Sunday, February 06, 2005

Here is the second installment of my article, "Aesthetic Realism: The Answer to Depression."

When I told my consultants how isolated I felt and what had happened to me the year before, they asked:

If a person wants to be isolated, what would that say about how they see everything else--"All that is friendly" or not so friendly?

SR: Not so friendly.

They explained,

Two things can deeply distress a person: feeling nothing in the world has met us fairly, and feeling that we have not dealt fairly with the world.
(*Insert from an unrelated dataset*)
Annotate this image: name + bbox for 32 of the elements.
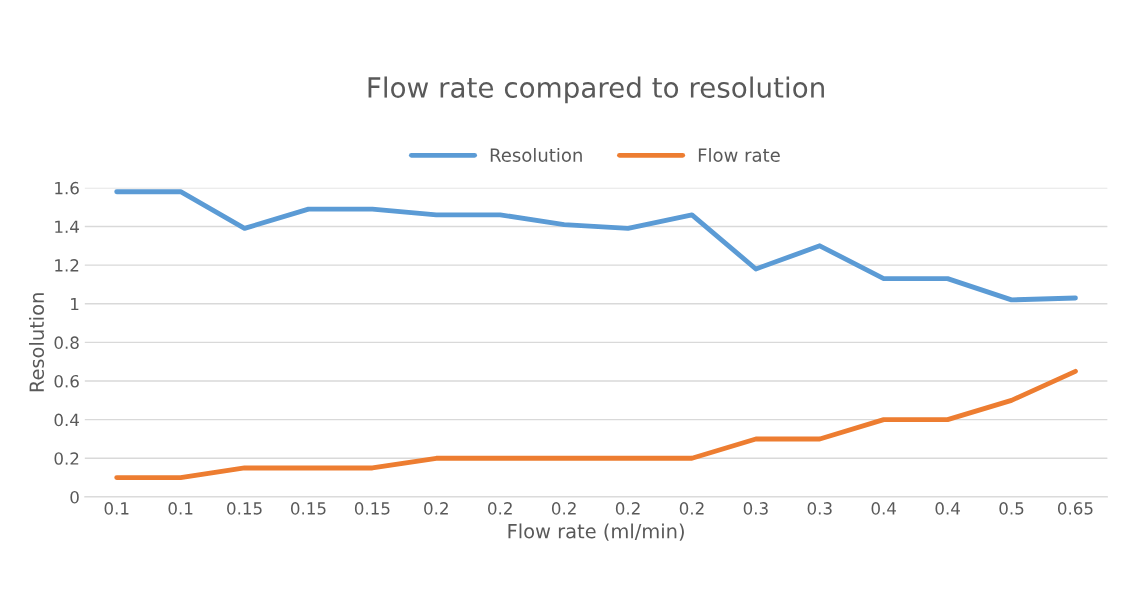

I said I had seen people and things as against me, not dealing fairly with me. But I also told them, "I have these dialogues inside myself--I mock what people say, or I turn things around." What my consultants explained next, every person, every mental practitioner needs to know:

Cons: Aesthetic Realism says, in every person is an ethical unconscious…. If you choose to see the world in an unfair way, your own ethical unconscious is critical of you and you are against yourself. This is where Aesthetic Realism differs from other ways of seeing self, which say we feel bad because there are standards imposed on us by the outside world which we don't meet…. You were ashamed because you weren't meeting your own demands.

As I left that consultation, I felt free! I saw for the first time that there was something I could really respect myself for--a demand coming from myself that I be fair to the world. And I began to see that the world had so much in it I could get enor­mous pleasure from: objects, trees, music, the biology I now love to teach, the feelings of people--and so much more! I knew I had found what I was looking for. That consultation was 32 years ago; and since that time, I have never been depressed again.